Teenagers and teachers at John Oliver secondary have just completed the school’s Digital Code of Conduct.
Acting responsibly, respectfully and safely are the three keys of the code the school has worked on for nearly a year.
“Co-creating a code of conduct like this with students is a really powerful experience,” said principal Tim McGeer. “It really speaks to the idea of… reflecting the inner values and desires, hopes and dreams of our learning community.”
The first point of the code states, “I will demonstrate ethical behaviour in the digital world just as I would in the real world.”
Grade 11 student Ben Segall said he was struck by the disconnect some students and teachers felt between their online and
“And how really it is the same thing and should be the same thing,” he said. “When you realize that, that they’re both the same thing, it’s much easier not to bully online, not to harass people, not to do those things. It’s much easier to realize ‘that’s me.’”
McGeer and Segall say racial and other negative remarks made online by J.O. students have virtually vanished.
Social media expert Jesse Miller showed J.O. students last spring how swiftly a text message can spread. He had one student text a message to one friend who forwarded to another and so on, with 90 per cent of up to 650 students in one assembly receiving the text within 80 minutes.
All 1,100 students at the school wrote 10 statements about how they would act online.

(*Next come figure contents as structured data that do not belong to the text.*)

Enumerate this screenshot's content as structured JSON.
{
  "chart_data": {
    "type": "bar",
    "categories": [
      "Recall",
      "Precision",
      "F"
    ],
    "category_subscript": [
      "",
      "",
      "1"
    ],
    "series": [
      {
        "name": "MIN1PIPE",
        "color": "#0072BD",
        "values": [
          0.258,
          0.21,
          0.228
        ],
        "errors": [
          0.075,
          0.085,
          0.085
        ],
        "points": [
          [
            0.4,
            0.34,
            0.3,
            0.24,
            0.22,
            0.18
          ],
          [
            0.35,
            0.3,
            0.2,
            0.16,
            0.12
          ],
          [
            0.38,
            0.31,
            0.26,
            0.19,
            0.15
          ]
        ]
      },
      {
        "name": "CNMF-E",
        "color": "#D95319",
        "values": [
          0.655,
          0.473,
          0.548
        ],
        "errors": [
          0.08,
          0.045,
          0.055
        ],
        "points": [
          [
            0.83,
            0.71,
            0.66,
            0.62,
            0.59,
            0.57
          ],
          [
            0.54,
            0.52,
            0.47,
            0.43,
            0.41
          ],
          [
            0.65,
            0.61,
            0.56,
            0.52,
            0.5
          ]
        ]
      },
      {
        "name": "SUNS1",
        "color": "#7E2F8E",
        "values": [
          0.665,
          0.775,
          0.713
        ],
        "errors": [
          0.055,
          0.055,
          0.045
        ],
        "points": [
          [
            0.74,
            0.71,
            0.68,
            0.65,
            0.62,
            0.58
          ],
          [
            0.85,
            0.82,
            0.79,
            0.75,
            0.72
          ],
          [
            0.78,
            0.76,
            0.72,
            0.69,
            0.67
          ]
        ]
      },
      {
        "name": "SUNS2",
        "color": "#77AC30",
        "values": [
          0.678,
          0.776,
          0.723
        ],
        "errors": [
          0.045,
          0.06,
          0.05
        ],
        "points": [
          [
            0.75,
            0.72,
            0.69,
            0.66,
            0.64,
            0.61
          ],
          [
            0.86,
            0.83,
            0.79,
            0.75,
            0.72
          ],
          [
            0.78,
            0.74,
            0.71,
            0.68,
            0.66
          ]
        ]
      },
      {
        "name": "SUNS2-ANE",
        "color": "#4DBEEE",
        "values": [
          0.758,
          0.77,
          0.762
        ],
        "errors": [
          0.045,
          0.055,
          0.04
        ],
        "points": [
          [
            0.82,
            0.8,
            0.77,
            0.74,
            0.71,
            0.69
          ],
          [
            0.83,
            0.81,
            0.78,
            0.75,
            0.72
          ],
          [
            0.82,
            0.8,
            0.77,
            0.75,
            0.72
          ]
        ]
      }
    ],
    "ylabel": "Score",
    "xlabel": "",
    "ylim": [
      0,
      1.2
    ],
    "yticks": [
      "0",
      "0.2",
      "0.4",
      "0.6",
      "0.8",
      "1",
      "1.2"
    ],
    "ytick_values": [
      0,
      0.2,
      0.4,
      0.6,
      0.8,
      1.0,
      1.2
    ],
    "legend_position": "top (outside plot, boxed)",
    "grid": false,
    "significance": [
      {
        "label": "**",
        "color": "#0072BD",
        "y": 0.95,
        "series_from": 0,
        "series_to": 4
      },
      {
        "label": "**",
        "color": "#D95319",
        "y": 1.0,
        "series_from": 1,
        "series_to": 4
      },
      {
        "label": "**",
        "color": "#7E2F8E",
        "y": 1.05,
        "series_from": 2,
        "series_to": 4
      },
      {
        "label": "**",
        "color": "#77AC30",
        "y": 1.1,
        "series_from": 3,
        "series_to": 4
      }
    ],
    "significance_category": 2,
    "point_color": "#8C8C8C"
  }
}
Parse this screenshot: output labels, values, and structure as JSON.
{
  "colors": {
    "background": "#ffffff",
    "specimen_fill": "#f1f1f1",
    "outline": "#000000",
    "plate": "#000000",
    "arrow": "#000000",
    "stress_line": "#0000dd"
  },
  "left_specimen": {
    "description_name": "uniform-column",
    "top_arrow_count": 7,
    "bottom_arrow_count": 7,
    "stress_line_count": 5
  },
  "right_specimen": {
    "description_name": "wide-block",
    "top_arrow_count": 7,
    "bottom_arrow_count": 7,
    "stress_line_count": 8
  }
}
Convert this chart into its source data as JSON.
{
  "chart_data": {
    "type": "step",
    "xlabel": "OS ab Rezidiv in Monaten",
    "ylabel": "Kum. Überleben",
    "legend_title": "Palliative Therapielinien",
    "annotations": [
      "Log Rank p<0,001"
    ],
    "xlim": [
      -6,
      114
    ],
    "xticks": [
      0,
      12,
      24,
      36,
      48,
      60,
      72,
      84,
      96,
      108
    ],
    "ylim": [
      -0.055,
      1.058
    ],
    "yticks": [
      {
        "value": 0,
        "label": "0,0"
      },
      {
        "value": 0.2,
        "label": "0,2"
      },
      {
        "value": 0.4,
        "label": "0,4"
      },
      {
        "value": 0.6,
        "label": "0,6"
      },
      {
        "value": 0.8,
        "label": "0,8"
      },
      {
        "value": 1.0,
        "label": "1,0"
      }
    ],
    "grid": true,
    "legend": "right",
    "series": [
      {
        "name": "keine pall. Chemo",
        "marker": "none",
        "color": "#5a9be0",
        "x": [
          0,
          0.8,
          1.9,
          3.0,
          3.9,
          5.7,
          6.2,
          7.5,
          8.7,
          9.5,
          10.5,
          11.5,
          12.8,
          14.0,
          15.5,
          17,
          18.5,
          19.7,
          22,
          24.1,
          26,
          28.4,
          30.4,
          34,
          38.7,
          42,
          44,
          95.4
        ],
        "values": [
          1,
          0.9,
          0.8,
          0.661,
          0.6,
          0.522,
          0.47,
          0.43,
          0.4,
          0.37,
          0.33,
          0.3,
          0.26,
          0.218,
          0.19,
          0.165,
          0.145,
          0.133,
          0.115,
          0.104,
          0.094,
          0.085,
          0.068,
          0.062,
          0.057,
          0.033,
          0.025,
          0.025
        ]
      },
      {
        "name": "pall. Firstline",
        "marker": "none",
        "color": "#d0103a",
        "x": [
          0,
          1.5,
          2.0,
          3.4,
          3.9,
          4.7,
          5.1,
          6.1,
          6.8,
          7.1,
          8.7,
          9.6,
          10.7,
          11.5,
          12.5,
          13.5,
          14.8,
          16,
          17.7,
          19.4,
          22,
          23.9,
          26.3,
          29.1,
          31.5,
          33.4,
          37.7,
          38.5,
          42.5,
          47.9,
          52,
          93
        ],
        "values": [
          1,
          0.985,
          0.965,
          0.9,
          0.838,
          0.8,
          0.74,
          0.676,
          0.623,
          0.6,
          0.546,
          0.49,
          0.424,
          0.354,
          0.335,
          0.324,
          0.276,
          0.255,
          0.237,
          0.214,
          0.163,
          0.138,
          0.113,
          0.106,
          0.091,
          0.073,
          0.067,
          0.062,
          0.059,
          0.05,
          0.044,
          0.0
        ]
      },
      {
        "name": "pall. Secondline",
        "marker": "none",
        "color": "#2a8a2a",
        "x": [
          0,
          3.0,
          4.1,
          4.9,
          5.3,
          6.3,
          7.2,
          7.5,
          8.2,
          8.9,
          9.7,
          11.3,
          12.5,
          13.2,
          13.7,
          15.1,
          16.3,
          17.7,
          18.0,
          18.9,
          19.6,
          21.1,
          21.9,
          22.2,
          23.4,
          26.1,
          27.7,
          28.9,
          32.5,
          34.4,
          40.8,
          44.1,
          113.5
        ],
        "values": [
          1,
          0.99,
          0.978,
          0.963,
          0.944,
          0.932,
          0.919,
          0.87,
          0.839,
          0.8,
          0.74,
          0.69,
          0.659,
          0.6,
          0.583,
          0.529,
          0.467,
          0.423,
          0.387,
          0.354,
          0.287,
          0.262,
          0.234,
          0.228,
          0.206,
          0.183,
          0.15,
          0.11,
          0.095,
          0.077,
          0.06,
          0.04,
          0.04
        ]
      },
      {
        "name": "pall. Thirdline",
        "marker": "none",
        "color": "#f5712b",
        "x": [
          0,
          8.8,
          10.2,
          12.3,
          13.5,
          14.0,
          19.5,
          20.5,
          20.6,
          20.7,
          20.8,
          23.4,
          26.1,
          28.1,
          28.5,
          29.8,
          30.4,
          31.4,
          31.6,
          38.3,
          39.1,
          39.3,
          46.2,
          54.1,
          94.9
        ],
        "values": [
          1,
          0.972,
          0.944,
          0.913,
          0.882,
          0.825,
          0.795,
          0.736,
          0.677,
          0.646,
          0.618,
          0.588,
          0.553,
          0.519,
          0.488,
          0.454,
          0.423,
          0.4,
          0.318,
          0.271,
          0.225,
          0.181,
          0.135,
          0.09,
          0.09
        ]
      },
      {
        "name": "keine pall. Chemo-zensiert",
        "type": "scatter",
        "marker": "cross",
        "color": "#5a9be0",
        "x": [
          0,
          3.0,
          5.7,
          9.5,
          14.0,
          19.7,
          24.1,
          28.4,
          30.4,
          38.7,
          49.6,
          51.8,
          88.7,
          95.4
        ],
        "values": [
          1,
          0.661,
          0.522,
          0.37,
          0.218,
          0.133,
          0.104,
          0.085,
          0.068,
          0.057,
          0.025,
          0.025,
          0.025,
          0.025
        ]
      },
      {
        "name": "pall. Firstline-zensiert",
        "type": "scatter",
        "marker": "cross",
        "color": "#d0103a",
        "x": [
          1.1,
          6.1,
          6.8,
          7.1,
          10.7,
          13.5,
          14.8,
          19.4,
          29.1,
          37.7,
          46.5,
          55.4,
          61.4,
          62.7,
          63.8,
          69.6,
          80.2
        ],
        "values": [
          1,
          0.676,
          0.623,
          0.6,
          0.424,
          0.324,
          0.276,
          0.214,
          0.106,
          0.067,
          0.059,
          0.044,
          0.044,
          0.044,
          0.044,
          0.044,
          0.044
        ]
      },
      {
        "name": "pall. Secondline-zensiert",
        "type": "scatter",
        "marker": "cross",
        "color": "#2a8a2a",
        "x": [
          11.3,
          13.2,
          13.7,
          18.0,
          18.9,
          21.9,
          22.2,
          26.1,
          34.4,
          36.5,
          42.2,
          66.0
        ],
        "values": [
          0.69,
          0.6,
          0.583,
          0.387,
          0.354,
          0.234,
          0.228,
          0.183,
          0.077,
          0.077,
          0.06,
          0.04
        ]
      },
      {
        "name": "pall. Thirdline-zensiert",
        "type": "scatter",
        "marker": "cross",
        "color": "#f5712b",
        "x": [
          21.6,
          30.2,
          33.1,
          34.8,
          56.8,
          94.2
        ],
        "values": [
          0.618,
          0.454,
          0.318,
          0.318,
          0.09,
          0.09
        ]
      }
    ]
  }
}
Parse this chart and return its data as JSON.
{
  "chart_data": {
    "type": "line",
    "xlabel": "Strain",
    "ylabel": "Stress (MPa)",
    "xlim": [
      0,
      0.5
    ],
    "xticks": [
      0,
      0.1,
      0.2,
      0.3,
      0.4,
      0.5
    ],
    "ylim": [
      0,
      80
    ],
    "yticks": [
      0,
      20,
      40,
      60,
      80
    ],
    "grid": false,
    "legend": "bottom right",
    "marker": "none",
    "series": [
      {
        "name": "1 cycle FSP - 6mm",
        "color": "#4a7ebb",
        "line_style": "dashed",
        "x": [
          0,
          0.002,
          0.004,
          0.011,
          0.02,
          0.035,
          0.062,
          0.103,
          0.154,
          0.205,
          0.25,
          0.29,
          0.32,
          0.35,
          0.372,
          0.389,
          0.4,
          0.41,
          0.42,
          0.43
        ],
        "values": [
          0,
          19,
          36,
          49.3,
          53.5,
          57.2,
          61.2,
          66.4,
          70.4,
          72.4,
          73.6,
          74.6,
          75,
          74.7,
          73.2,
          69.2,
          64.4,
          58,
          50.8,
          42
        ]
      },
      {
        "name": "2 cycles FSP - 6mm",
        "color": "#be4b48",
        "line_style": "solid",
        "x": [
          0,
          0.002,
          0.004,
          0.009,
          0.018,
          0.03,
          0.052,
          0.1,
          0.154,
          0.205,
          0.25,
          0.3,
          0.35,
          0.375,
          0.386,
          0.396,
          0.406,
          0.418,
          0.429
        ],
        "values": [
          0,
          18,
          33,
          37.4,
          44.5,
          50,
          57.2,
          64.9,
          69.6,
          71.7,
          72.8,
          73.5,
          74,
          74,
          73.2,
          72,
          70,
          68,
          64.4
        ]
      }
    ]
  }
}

Each classroom submitted its top 10 statements, and student leaders and teachers synthesized the final statements for the code.
“Going through the process of having that school-wide conversation, that’s not just about awareness, it’s about creating a community set of standards and really letting kids take a major role in that,” McGeer said. “We can attribute that to a lot of the decrease in the behaviour.”
He noted students have not only considered how inappropriate behaviour could hurt themselves when applying for jobs and scholarships and also hurt the subject of their comments, but also how wired they want to be all the time.
To that end, the code of conduct states: “I will work to have a balanced, healthy lifestyle relationship with technology,” under its safety category.
The code was serendipitously ready for the anti-bullying Pink Shirt Day, Feb. 26, McGeer said.